One thing we haven’t seen addressed on here are the challenges of conducting undrafted free agency “virtually”. Every team’s process is slightly different but here is a general example of what happens behind-the-scenes of the chaotic hour immediately following the draft...
The draft room is the control center. GM, head coach, salary cap manager, and director level guys are located here.

Scouts are dispatched to various assistant coaches offices to make recruiting calls and then report back to the draft room once they get a player committed...
In this example, your team finished the draft with 78 roster players, which means you need to sign 12 UDFA to reach 90-man limit. Those 12 spots will be broken down by positional need (ex. 2 RB, 3 WR, 3 OL, 1 LB, 2 CB, 1 PK).

The staff has already ranked UDFA by position.

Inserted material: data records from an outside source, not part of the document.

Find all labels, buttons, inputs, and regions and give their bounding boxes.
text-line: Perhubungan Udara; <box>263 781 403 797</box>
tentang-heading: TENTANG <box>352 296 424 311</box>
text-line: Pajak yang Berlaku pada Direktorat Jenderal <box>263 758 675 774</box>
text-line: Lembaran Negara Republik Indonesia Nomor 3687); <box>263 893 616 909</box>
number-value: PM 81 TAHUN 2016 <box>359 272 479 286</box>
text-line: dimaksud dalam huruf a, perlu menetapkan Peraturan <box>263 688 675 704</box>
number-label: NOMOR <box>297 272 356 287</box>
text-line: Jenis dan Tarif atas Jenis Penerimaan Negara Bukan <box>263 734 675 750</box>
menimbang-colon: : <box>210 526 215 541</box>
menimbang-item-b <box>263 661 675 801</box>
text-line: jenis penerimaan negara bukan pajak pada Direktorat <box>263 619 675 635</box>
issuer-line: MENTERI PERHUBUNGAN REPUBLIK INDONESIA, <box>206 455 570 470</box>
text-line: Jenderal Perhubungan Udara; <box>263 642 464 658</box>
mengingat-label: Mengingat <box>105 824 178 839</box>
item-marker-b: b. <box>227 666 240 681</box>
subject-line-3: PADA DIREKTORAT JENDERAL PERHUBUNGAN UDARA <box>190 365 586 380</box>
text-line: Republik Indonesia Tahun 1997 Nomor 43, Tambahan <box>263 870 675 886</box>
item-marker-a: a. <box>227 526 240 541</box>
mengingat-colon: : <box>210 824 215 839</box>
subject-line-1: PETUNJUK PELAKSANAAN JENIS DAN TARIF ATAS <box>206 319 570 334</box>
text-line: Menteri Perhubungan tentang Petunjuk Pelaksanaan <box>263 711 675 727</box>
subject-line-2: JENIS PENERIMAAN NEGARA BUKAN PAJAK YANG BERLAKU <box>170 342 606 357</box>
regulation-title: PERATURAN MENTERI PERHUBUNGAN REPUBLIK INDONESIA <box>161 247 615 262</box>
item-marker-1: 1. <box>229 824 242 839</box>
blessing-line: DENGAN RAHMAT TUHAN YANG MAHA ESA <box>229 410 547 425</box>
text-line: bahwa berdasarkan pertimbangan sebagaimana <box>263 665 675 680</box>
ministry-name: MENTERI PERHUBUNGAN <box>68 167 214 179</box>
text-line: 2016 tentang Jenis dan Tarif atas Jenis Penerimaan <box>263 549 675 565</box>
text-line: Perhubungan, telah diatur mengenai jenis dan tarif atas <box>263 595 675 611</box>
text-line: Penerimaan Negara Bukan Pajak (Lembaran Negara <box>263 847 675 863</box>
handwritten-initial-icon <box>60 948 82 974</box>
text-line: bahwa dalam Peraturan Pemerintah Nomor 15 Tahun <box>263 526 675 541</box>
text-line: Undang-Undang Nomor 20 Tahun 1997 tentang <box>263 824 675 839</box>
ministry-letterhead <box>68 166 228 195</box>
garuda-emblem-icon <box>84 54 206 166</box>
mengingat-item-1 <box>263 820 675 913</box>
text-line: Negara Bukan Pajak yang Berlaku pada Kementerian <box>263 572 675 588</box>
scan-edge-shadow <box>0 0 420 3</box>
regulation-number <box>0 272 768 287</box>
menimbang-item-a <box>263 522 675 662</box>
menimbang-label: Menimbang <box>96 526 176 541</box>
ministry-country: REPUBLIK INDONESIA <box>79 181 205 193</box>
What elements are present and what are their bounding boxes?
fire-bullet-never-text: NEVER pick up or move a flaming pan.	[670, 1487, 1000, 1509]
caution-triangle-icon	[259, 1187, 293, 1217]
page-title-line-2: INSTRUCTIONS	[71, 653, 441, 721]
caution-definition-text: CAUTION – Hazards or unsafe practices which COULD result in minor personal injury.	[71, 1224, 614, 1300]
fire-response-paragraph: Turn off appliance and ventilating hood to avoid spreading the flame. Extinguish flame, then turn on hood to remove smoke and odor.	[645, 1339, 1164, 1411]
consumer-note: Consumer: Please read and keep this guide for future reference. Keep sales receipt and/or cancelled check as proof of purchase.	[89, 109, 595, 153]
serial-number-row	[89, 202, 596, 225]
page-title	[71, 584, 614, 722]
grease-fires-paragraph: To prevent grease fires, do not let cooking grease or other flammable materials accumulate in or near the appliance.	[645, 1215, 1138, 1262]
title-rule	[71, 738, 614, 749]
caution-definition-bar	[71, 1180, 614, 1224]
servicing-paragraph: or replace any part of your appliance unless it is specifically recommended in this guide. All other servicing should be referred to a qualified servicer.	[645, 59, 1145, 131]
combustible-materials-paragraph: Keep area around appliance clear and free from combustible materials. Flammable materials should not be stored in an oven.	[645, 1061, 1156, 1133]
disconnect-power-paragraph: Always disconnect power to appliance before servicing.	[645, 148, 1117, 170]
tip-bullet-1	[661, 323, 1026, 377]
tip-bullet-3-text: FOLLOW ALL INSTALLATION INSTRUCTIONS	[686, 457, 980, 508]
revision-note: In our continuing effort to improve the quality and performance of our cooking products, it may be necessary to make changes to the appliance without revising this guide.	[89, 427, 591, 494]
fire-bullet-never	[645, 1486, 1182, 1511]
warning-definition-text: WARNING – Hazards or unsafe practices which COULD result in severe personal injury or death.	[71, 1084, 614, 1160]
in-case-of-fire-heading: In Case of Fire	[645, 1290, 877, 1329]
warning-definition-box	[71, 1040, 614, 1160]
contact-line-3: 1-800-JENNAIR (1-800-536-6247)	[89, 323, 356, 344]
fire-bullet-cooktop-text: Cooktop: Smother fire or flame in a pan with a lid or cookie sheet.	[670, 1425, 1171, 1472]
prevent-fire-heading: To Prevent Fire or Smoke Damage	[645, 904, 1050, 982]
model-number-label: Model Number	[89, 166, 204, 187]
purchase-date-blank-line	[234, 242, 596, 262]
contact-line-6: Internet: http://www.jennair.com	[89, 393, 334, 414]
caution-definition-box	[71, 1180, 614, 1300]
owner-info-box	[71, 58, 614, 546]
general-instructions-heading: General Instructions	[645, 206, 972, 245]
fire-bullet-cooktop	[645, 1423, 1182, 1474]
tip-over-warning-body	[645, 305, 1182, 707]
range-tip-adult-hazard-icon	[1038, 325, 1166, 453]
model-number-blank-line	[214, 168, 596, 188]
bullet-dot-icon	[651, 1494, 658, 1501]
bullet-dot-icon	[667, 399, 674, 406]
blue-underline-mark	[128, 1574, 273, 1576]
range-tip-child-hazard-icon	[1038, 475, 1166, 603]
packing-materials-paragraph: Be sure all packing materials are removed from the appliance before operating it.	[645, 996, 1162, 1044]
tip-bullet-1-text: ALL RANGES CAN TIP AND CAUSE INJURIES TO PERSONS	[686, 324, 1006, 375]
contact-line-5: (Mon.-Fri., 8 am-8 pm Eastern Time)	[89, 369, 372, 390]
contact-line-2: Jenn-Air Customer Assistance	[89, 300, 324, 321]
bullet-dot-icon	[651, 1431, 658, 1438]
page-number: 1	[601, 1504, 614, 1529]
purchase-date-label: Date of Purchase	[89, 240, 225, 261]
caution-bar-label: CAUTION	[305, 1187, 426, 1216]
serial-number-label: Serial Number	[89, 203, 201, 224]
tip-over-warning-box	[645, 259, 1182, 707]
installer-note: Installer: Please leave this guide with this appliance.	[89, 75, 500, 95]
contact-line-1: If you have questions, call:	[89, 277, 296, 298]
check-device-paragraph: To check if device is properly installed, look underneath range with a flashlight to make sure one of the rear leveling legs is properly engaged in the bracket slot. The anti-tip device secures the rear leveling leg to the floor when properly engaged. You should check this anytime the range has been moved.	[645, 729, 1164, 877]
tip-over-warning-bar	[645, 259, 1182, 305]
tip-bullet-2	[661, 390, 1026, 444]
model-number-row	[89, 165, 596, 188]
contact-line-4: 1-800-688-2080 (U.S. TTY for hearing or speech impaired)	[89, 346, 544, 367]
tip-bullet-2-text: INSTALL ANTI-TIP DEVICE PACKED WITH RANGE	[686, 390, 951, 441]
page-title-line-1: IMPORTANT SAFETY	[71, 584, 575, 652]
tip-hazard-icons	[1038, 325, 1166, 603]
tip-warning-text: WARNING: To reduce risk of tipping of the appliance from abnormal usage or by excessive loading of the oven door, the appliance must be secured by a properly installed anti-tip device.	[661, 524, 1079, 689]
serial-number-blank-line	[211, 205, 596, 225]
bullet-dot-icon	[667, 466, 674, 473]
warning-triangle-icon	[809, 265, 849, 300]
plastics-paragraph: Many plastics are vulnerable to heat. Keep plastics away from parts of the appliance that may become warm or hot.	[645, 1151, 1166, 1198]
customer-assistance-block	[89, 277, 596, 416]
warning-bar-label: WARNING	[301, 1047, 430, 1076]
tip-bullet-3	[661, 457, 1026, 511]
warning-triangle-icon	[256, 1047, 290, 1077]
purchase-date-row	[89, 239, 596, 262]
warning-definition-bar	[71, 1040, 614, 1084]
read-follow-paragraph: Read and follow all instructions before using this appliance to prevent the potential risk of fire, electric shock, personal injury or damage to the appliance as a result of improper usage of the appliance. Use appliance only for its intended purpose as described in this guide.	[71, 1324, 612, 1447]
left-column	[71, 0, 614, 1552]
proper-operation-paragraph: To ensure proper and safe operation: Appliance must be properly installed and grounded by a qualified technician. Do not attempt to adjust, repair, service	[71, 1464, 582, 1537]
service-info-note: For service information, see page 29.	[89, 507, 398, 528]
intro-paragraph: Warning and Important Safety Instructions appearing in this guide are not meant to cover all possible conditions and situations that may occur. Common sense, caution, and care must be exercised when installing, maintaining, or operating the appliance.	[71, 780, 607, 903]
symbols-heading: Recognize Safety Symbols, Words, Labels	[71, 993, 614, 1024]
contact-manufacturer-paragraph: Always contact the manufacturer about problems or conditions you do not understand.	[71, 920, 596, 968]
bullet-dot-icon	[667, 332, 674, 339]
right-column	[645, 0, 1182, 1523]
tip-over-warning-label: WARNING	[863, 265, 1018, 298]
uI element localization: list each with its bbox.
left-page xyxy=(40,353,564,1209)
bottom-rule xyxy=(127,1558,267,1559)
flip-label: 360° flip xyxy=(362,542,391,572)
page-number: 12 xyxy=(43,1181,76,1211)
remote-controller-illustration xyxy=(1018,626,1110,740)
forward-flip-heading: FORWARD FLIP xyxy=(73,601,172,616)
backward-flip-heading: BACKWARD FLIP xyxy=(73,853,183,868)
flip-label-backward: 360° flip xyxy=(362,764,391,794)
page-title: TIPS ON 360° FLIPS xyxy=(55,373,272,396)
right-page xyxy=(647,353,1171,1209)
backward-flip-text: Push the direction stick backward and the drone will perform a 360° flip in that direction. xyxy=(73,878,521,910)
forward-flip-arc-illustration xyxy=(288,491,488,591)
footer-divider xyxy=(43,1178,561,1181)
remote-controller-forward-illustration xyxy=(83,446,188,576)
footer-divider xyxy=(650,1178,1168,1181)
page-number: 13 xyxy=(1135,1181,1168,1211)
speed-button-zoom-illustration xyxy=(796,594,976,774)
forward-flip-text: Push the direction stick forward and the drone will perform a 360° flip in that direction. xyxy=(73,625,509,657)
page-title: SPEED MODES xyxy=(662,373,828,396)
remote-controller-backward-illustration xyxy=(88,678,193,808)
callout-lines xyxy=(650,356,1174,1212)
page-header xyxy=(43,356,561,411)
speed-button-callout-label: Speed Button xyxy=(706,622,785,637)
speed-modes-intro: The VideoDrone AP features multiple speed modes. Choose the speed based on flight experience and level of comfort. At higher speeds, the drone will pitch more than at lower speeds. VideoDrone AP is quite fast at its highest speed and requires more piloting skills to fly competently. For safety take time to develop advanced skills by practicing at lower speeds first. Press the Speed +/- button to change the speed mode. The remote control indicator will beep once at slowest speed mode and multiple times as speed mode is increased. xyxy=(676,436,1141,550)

If you need 2 RB then scouts/ass’t coaches will start calling the top 4-5 ranked players AND their agents. If the top 4-5 RBs all come from different parts of the country that will require all the various area scouts from those assigned regions to be involved in those calls.
Area scouts are the ones with boots on the ground so the recruiting efforts they put in all spring are critical. Keep in mind, top UDFA will have 20+ teams trying to call them so recruiting matters when it comes to whose phone call the player (and agent) accepts/ignores.
Scouts are usually given a set negotiating range/limit for each particular player’s signing bonus, which is the most critical piece of these negotiations. Once a scout/player/agent come to an agreement and get a commitment, the scout goes back to draft room to report it...
The scout announces the deal and the salary cap guy deducts that figure from the available UDFA signing bonus pool (assigned by NFL league office). HERE IS WHERE THE CHAOS OCCURS...
Because your team is recruiting/negotiating with 4 RBs for only 2 spots, many times multiple scouts will consummate deals in different offices at the same time. In that scenario, teams find themselves in situations where they have overcommitted and have to drop a player.
Another common pitfall is that sometimes players and agents aren’t on the same page and independently commit to different teams, which adds to the chaos. Usually in that scenario the head coach or GM will jump on a call to persuade the player or agent to sign with their team.
Apologies for long thread but this is just one scenario that creates chaos in UDFA. All parties are in competitive time crunch to make deals and you’re dealing with players/agents who are emotional after not getting drafted.
This post doesn’t do the adrenaline/stress/chaos of the UDFA process justice, as anyone that has been thru it on the team, player, or agent side will attest. Simply do not see how this process is conducted virtually.